The best solution is usually to elevate the change initiative to a higher level. If that is not possible for whatever reason, our approach is to create an advisory group.
An advisory group consists of representatives from the involved departments and has, in principle, an advisory role. In practice, however, we often see that the steering committee gives significant weight to the opinion of the advisory group and that the advice strongly influences the decisions.
From that advisory group, one representative can then attend the steering committee meeting. Ideally, that role rotates. That creates two benefits. Every department gets the chance to sit in that chair once, and the steering committee receives insights from more than one single perspective. In practice, however, organizations often choose one fixed representative because of time and availability.
A small steering committee is usually more effective
The larger the steering committee, the greater the chance that decision making slows down.
That does not mean interests should be ignored. It does mean that not everyone needs a seat at the actual governance table. A small steering committee with clear mandate, supported by a well-organized advisory group or other coordination structures, usually works better than a large governance meeting where everyone wants a voice.
Governance requires sharpness, not maximum representation.
Role descriptions must be explicit
We often see that steering committee members have little or no prior experience in the role they are expected to fulfill. That is why it is important to begin with a clear role description for each role.
That description should not only define the role formally, but also make clear what is expected in practice:
- which decisions the role needs to take
- which information the role must provide
- what level of availability is required
- which escalations the role should pick up
- and which responsibilities come with that seat
Once that is made explicit, the quality of decision making often improves immediately.
Decisions need to be prepared
Decision making remains a sensitive topic. Many people do not like to put their head above the parapet or choose openly between options when the trade-off is politically difficult.
That is exactly why the steering committee is such a valuable vehicle. The steering committee takes the decision, not one single individual acting alone. That makes the process safer and often more careful.
But that does not mean decisions should only be thought through during the meeting itself.
On the contrary.
A good project manager prepares decisions in such a way that the steering committee does not need to discover the direction for the first time in the room. The relevant options have already been discussed. Interests have been explored. The impact is clear. And the preferred route has already been prepared from a governance perspective.
In that case, an item can pass as a consent item.

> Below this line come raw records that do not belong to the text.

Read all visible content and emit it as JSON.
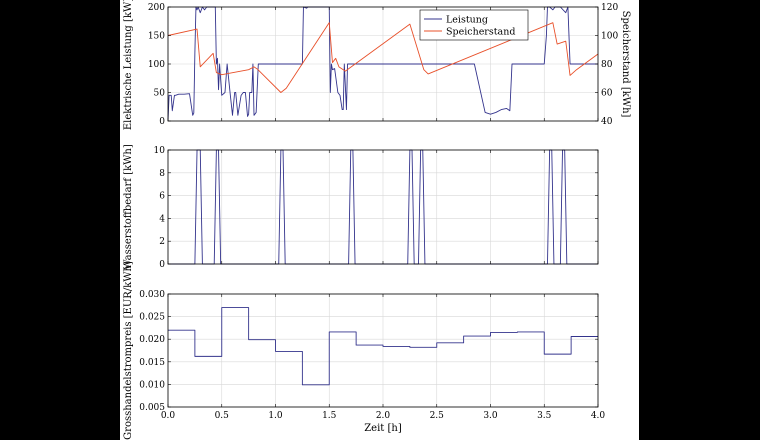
{
  "colors": {
    "blue": "#33338c",
    "red": "#e8502a",
    "background": "#000000",
    "panel": "#ffffff"
  },
  "chart_data": [
    {
      "id": "power",
      "type": "line",
      "xlim": [
        0,
        4
      ],
      "ylim": [
        0,
        200
      ],
      "ylabel": "Elektrische Leistung [kW]",
      "yticks": [
        0,
        50,
        100,
        150,
        200
      ],
      "ytick_labels": [
        "0",
        "50",
        "100",
        "150",
        "200"
      ],
      "y2lim": [
        40,
        120
      ],
      "y2label": "Speicherstand [kWh]",
      "y2ticks": [
        40,
        60,
        80,
        100,
        120
      ],
      "y2tick_labels": [
        "40",
        "60",
        "80",
        "100",
        "120"
      ],
      "legend": {
        "position": "top-center",
        "entries": [
          "Leistung",
          "Speicherstand"
        ]
      },
      "series": [
        {
          "name": "Leistung",
          "axis": "left",
          "color": "#33338c",
          "x": [
            0,
            0.01,
            0.03,
            0.04,
            0.06,
            0.07,
            0.1,
            0.15,
            0.2,
            0.23,
            0.24,
            0.25,
            0.26,
            0.27,
            0.28,
            0.3,
            0.32,
            0.34,
            0.36,
            0.38,
            0.4,
            0.42,
            0.44,
            0.45,
            0.46,
            0.47,
            0.48,
            0.5,
            0.53,
            0.55,
            0.58,
            0.6,
            0.62,
            0.63,
            0.65,
            0.68,
            0.7,
            0.72,
            0.74,
            0.75,
            0.76,
            0.78,
            0.79,
            0.8,
            0.82,
            0.84,
            0.86,
            0.88,
            0.9,
            1.05,
            1.25,
            1.26,
            1.29,
            1.3,
            1.35,
            1.45,
            1.5,
            1.51,
            1.52,
            1.53,
            1.55,
            1.58,
            1.6,
            1.62,
            1.63,
            1.64,
            1.66,
            1.67,
            1.68,
            1.69,
            1.7,
            1.75,
            2.5,
            2.85,
            2.95,
            3.0,
            3.05,
            3.1,
            3.15,
            3.18,
            3.2,
            3.5,
            3.52,
            3.53,
            3.55,
            3.58,
            3.6,
            3.63,
            3.65,
            3.7,
            3.72,
            3.74,
            3.76,
            3.8,
            4.0
          ],
          "y": [
            0,
            45,
            45,
            18,
            45,
            45,
            47,
            47,
            48,
            10,
            14,
            120,
            200,
            195,
            200,
            190,
            200,
            195,
            200,
            200,
            200,
            200,
            200,
            100,
            110,
            55,
            100,
            45,
            50,
            100,
            45,
            10,
            50,
            50,
            10,
            45,
            50,
            50,
            8,
            12,
            50,
            50,
            100,
            10,
            15,
            100,
            100,
            100,
            100,
            100,
            100,
            200,
            198,
            200,
            200,
            200,
            200,
            50,
            100,
            90,
            92,
            50,
            45,
            20,
            20,
            100,
            20,
            100,
            100,
            100,
            100,
            100,
            100,
            100,
            15,
            12,
            15,
            20,
            22,
            18,
            100,
            100,
            150,
            200,
            200,
            195,
            200,
            200,
            200,
            190,
            200,
            100,
            100,
            100,
            100
          ]
        },
        {
          "name": "Speicherstand",
          "axis": "right",
          "color": "#e8502a",
          "x": [
            0,
            0.27,
            0.3,
            0.42,
            0.45,
            0.5,
            0.75,
            0.8,
            0.83,
            1.05,
            1.1,
            1.5,
            1.53,
            1.56,
            1.59,
            1.65,
            2.25,
            2.38,
            2.42,
            3.58,
            3.62,
            3.7,
            3.74,
            3.8,
            4.0
          ],
          "y": [
            100,
            104.5,
            78,
            87.5,
            74,
            72.5,
            76,
            78,
            76.5,
            60,
            63,
            109,
            81,
            84,
            78,
            75,
            108,
            76,
            73,
            109,
            94,
            96,
            72,
            76,
            87
          ]
        }
      ]
    },
    {
      "id": "hydrogen",
      "type": "line",
      "xlim": [
        0,
        4
      ],
      "ylim": [
        0,
        10
      ],
      "ylabel": "Wasserstoffbedarf [kWh]",
      "yticks": [
        0,
        2,
        4,
        6,
        8,
        10
      ],
      "ytick_labels": [
        "0",
        "2",
        "4",
        "6",
        "8",
        "10"
      ],
      "series": [
        {
          "name": "Wasserstoffbedarf",
          "color": "#33338c",
          "x": [
            0,
            0.25,
            0.27,
            0.3,
            0.32,
            0.43,
            0.45,
            0.47,
            0.49,
            1.03,
            1.05,
            1.07,
            1.09,
            1.68,
            1.7,
            1.72,
            1.74,
            2.23,
            2.25,
            2.27,
            2.29,
            2.33,
            2.35,
            2.37,
            2.39,
            3.53,
            3.55,
            3.57,
            3.59,
            3.65,
            3.67,
            3.69,
            3.71,
            4.0
          ],
          "y": [
            0,
            0,
            10,
            10,
            0,
            0,
            10,
            10,
            0,
            0,
            10,
            10,
            0,
            0,
            10,
            10,
            0,
            0,
            10,
            10,
            0,
            0,
            10,
            10,
            0,
            0,
            10,
            10,
            0,
            0,
            10,
            10,
            0,
            0
          ]
        }
      ]
    },
    {
      "id": "price",
      "type": "line",
      "xlim": [
        0,
        4
      ],
      "ylim": [
        0.005,
        0.03
      ],
      "ylabel": "Grosshandelstrompreis [EUR/kWh]",
      "xlabel": "Zeit [h]",
      "xticks": [
        0,
        0.5,
        1,
        1.5,
        2,
        2.5,
        3,
        3.5,
        4
      ],
      "xtick_labels": [
        "0.0",
        "0.5",
        "1.0",
        "1.5",
        "2.0",
        "2.5",
        "3.0",
        "3.5",
        "4.0"
      ],
      "yticks": [
        0.005,
        0.01,
        0.015,
        0.02,
        0.025,
        0.03
      ],
      "ytick_labels": [
        "0.005",
        "0.010",
        "0.015",
        "0.020",
        "0.025",
        "0.030"
      ],
      "series": [
        {
          "name": "Grosshandelstrompreis",
          "color": "#33338c",
          "x": [
            0,
            0.25,
            0.25,
            0.5,
            0.5,
            0.75,
            0.75,
            1.0,
            1.0,
            1.25,
            1.25,
            1.5,
            1.5,
            1.75,
            1.75,
            2.0,
            2.0,
            2.25,
            2.25,
            2.5,
            2.5,
            2.75,
            2.75,
            3.0,
            3.0,
            3.25,
            3.25,
            3.5,
            3.5,
            3.75,
            3.75,
            4.0
          ],
          "y": [
            0.022,
            0.022,
            0.0162,
            0.0162,
            0.027,
            0.027,
            0.0199,
            0.0199,
            0.0173,
            0.0173,
            0.0099,
            0.0099,
            0.0216,
            0.0216,
            0.0187,
            0.0187,
            0.0184,
            0.0184,
            0.0182,
            0.0182,
            0.0192,
            0.0192,
            0.0207,
            0.0207,
            0.0215,
            0.0215,
            0.0216,
            0.0216,
            0.0167,
            0.0167,
            0.0206,
            0.0206
          ]
        }
      ]
    }
  ]
}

That means the formal decision is still made in the meeting, but the substantive direction has already been prepared and aligned in advance.
That makes decision making faster, calmer, and more effective.

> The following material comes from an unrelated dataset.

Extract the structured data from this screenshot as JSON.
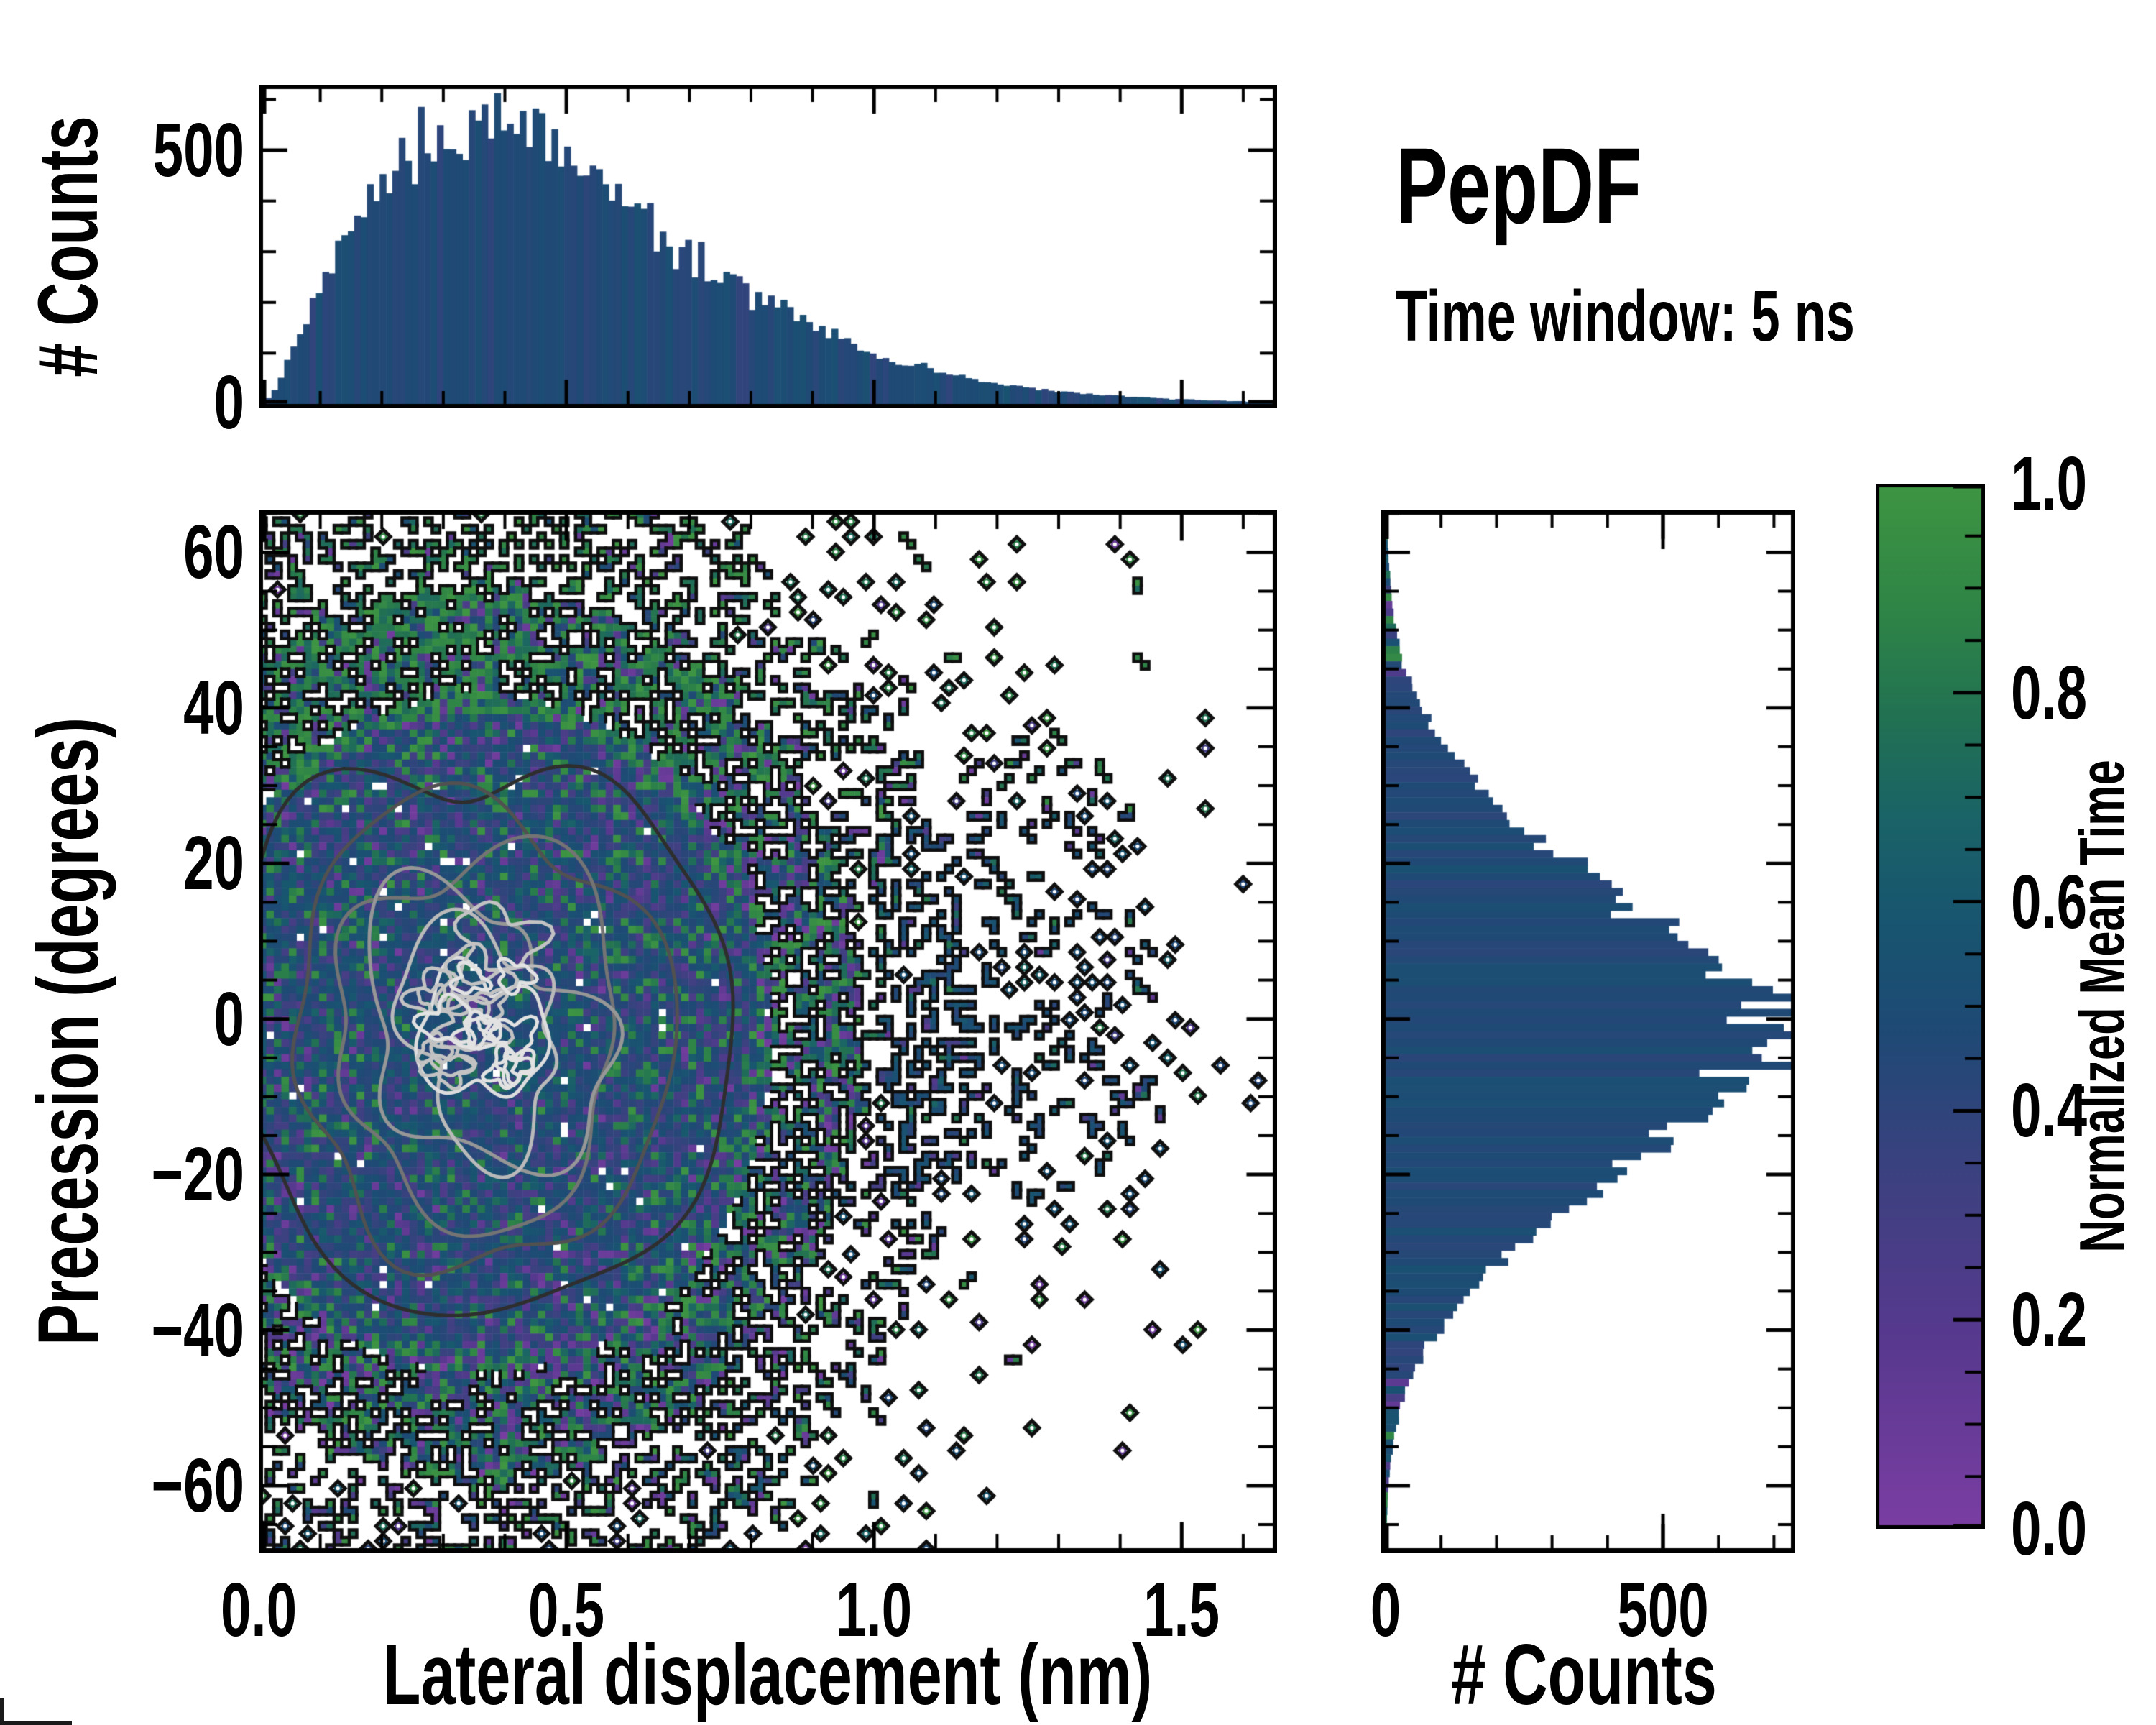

What good governance delivers
For a project, well-designed and well-executed governance is crucial.
It enables quick and well-founded decision making. It prevents delays caused by ambiguity. It ensures that escalations do not happen by chance. And it helps keep the project moving in the right direction, even when pressure increases.
Good governance therefore contributes directly to predictability, ownership, and calm.

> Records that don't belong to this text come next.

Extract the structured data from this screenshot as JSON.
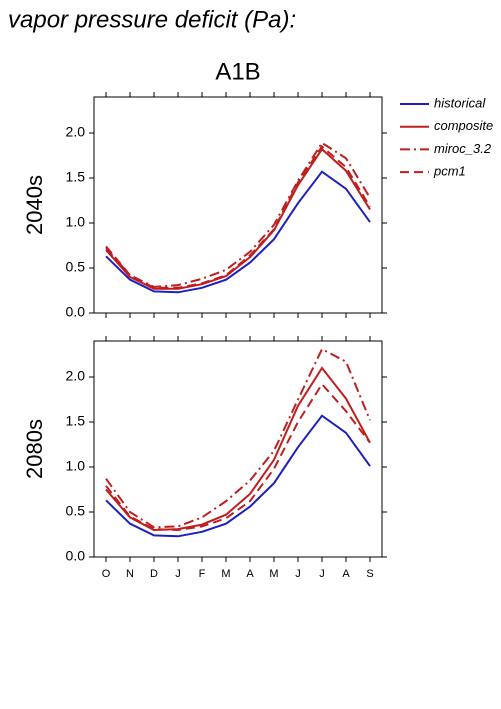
{
  "title": "vapor pressure deficit (Pa):",
  "scenario": "A1B",
  "chart_data": [
    {
      "type": "line",
      "ylabel": "2040s",
      "ylim": [
        0,
        2.4
      ],
      "yticks": [
        {
          "value": 0,
          "label": "0.0"
        },
        0.5,
        {
          "value": 1,
          "label": "1.0"
        },
        1.5,
        {
          "value": 2,
          "label": "2.0"
        }
      ],
      "series": [
        {
          "name": "historical",
          "color": "#1f1fbf",
          "dash": "solid",
          "values": [
            0.63,
            0.37,
            0.24,
            0.23,
            0.28,
            0.37,
            0.56,
            0.82,
            1.22,
            1.57,
            1.38,
            1.01
          ]
        },
        {
          "name": "composite",
          "color": "#bf1f1f",
          "dash": "solid",
          "values": [
            0.7,
            0.4,
            0.27,
            0.27,
            0.32,
            0.41,
            0.62,
            0.92,
            1.42,
            1.82,
            1.58,
            1.15
          ]
        },
        {
          "name": "miroc_3.2",
          "color": "#bf1f1f",
          "dash": "dashdot",
          "values": [
            0.72,
            0.42,
            0.29,
            0.31,
            0.38,
            0.48,
            0.68,
            0.98,
            1.47,
            1.89,
            1.72,
            1.28
          ]
        },
        {
          "name": "pcm1",
          "color": "#bf1f1f",
          "dash": "dashed",
          "values": [
            0.74,
            0.42,
            0.28,
            0.28,
            0.33,
            0.42,
            0.64,
            0.93,
            1.45,
            1.85,
            1.62,
            1.18
          ]
        }
      ]
    },
    {
      "type": "line",
      "ylabel": "2080s",
      "ylim": [
        0,
        2.4
      ],
      "categories": [
        "O",
        "N",
        "D",
        "J",
        "F",
        "M",
        "A",
        "M",
        "J",
        "J",
        "A",
        "S"
      ],
      "yticks": [
        {
          "value": 0,
          "label": "0.0"
        },
        0.5,
        {
          "value": 1,
          "label": "1.0"
        },
        1.5,
        {
          "value": 2,
          "label": "2.0"
        }
      ],
      "series": [
        {
          "color": "#1f1fbf",
          "dash": "solid",
          "values": [
            0.63,
            0.37,
            0.24,
            0.23,
            0.28,
            0.37,
            0.56,
            0.82,
            1.22,
            1.57,
            1.38,
            1.01
          ]
        },
        {
          "color": "#bf1f1f",
          "dash": "solid",
          "values": [
            0.75,
            0.44,
            0.3,
            0.31,
            0.36,
            0.47,
            0.7,
            1.08,
            1.68,
            2.1,
            1.76,
            1.27
          ]
        },
        {
          "color": "#bf1f1f",
          "dash": "dashdot",
          "values": [
            0.87,
            0.5,
            0.33,
            0.34,
            0.44,
            0.62,
            0.85,
            1.18,
            1.75,
            2.31,
            2.17,
            1.52
          ]
        },
        {
          "color": "#bf1f1f",
          "dash": "dashed",
          "values": [
            0.79,
            0.45,
            0.31,
            0.3,
            0.34,
            0.43,
            0.62,
            0.98,
            1.5,
            1.92,
            1.62,
            1.27
          ]
        }
      ]
    }
  ]
}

And that is exactly why a strong steering committee is not an administrative formality, but a fundamental part of project success.
What we want this blog to show
With this blog, we want to make clear how important it is for a project to have a properly positioned steering committee and for the members of that steering committee to understand and live their roles, responsibilities, and expectations.
Not as a paper model, but as a living governance structure that genuinely helps the project succeed.